Bottom Forty currently holds two standing parties, Interiors at Kremwerk every second Saturday, which starts with $1 beers on the patio in the evening and goes hard with DJs and dancing until 4 a.m., and Dickslap, which has been at the Eagle every third Friday for almost five years, beginning as a protest party against 2010 regulations from the Washington Liquor Control Board that unfairly targeted gay nightlife. And this week, Nark will host some of the most spectacular Pride events in the city. Nark’s fifth annual Gender Blender, which has raised almost $20,000 for LGBTQ causes over the years, will be held at Neighbours, featuring Violet Chachki, winner of RuPaul’s Drag Race.
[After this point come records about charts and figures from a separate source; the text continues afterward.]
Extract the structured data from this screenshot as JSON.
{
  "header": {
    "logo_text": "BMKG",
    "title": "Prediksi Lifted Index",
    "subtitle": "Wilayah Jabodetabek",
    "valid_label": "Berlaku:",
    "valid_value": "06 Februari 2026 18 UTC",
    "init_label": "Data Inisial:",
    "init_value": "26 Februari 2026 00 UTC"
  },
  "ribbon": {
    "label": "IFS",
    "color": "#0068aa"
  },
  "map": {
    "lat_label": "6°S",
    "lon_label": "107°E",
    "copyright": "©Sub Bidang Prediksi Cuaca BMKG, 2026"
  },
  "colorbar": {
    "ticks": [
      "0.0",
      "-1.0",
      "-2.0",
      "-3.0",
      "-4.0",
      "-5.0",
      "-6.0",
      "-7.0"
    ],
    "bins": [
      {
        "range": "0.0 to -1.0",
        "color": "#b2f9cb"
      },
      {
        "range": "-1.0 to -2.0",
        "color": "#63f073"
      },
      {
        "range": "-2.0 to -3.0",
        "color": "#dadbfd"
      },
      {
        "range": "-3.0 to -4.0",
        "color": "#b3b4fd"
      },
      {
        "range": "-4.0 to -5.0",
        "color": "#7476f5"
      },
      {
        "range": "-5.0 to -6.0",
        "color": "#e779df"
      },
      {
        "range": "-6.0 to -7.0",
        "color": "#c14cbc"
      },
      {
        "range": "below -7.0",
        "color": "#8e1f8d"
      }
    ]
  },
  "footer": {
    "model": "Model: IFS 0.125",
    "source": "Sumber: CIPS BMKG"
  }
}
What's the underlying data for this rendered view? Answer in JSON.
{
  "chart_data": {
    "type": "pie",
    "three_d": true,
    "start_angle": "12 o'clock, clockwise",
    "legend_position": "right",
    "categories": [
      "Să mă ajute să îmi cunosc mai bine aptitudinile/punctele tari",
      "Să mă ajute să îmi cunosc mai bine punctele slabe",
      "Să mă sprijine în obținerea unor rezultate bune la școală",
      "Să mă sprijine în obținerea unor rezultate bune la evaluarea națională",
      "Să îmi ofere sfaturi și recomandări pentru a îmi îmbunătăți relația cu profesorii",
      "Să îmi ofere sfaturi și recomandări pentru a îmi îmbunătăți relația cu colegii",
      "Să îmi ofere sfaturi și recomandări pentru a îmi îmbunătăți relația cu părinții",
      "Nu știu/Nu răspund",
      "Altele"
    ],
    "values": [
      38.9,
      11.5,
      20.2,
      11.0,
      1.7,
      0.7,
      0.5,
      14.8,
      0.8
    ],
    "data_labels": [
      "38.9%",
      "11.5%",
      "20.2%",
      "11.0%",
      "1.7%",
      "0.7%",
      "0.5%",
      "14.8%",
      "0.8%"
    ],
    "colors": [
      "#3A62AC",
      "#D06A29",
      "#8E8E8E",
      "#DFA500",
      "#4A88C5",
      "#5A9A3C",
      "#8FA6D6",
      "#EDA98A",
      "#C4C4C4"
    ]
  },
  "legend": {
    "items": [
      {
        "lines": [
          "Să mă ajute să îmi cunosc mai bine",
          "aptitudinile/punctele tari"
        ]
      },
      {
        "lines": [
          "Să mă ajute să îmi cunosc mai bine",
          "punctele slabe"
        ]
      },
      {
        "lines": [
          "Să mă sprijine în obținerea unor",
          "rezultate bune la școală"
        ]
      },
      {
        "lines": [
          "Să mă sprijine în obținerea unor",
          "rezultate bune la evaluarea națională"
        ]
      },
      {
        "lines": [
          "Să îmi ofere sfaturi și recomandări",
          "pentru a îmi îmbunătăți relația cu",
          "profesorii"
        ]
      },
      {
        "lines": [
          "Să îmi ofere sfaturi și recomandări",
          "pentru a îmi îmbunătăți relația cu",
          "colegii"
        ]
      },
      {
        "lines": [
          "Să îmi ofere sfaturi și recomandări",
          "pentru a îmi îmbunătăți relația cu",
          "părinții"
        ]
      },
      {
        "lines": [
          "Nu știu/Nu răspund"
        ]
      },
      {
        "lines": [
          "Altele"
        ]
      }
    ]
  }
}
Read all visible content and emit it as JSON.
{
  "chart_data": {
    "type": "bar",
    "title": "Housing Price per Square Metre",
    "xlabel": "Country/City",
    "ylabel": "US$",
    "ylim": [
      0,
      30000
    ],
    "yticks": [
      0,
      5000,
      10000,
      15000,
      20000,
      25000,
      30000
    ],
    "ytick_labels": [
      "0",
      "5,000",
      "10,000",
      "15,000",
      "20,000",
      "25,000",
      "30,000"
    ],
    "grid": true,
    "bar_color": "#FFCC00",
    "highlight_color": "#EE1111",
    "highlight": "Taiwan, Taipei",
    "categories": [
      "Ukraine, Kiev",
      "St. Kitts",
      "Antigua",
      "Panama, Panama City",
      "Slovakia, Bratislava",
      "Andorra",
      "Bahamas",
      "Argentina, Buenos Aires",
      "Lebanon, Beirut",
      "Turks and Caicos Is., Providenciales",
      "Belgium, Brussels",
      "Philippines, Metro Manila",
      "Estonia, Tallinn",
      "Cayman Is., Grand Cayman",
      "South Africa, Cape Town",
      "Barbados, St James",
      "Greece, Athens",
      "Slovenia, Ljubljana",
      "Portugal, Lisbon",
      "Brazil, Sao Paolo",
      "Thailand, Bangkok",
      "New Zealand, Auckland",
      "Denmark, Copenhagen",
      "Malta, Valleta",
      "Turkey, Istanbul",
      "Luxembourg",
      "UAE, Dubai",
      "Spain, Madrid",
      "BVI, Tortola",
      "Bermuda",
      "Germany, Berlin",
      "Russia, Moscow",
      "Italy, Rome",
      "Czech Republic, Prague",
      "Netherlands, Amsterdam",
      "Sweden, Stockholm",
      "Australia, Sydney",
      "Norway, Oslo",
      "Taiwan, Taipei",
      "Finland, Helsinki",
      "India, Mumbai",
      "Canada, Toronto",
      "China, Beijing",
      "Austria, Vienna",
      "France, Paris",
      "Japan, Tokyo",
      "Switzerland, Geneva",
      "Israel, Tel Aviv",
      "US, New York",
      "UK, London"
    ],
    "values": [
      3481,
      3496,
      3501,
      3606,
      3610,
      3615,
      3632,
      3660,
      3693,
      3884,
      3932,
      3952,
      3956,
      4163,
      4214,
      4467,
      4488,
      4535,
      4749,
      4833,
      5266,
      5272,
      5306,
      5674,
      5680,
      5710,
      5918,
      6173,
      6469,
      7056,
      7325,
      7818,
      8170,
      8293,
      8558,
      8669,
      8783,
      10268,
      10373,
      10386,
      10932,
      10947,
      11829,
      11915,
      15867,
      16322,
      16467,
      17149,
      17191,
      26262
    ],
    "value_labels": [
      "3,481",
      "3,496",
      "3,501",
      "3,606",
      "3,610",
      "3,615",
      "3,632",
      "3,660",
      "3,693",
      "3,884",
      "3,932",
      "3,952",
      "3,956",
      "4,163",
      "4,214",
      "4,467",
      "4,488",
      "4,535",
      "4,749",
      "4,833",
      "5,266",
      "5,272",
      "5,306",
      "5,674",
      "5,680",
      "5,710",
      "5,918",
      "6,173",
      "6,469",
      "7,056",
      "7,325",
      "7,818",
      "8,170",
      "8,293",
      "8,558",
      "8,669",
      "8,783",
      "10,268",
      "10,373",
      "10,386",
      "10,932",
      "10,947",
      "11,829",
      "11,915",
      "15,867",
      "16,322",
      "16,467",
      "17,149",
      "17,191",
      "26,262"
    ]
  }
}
Nark is also sponsoring drag queen and RuPaul finalist Ginger Minj at the Baltic Room on Thursday, throwing a special Kink Pride edition of Dickslap on Friday, and on Saturday hosting their third annual Pride Cruise, a daytime party aboard a ship with dance floors on two decks.

Kauer always wants “everyone, everybody, and every body” to attend his events—“straight people, house-heads, drag queens, or break-dancing beat boys.” This is especially true for this year’s Pride. “Pride is where we all come together in solidarity and support each other,” Kauer says. “And even though next week we’ll all go back to our exclusive things, maybe gay people will feel a little less apprehensive towards the straight community, and maybe the straight community will feel a little less apprehensive, too, because they just went to this big gay weeklong rave.”

Gender Blender Annual Drag Show & Benefit Neighbours, 1509 Broadway, $35–$70. 21 and over. 9 p.m. Thurs., June 25.

Later Hater With Bianca Del Rio and Ginger Minj The Baltic Room, 1207 Pine St., 625-4444, $7–$20. 21 and over. 9 p.m. Thurs., June 25.

Dickslap! Pride Edition The Eagle, 314 Pike St., $10. 21 and over. 8 p.m. Fri., June 26.

Pride Cruise With DJs Won Love and James Cerne The Islander Boat, 1611 Fairview Ave. E., 21 and over. SOLD OUT. Sat., June 27.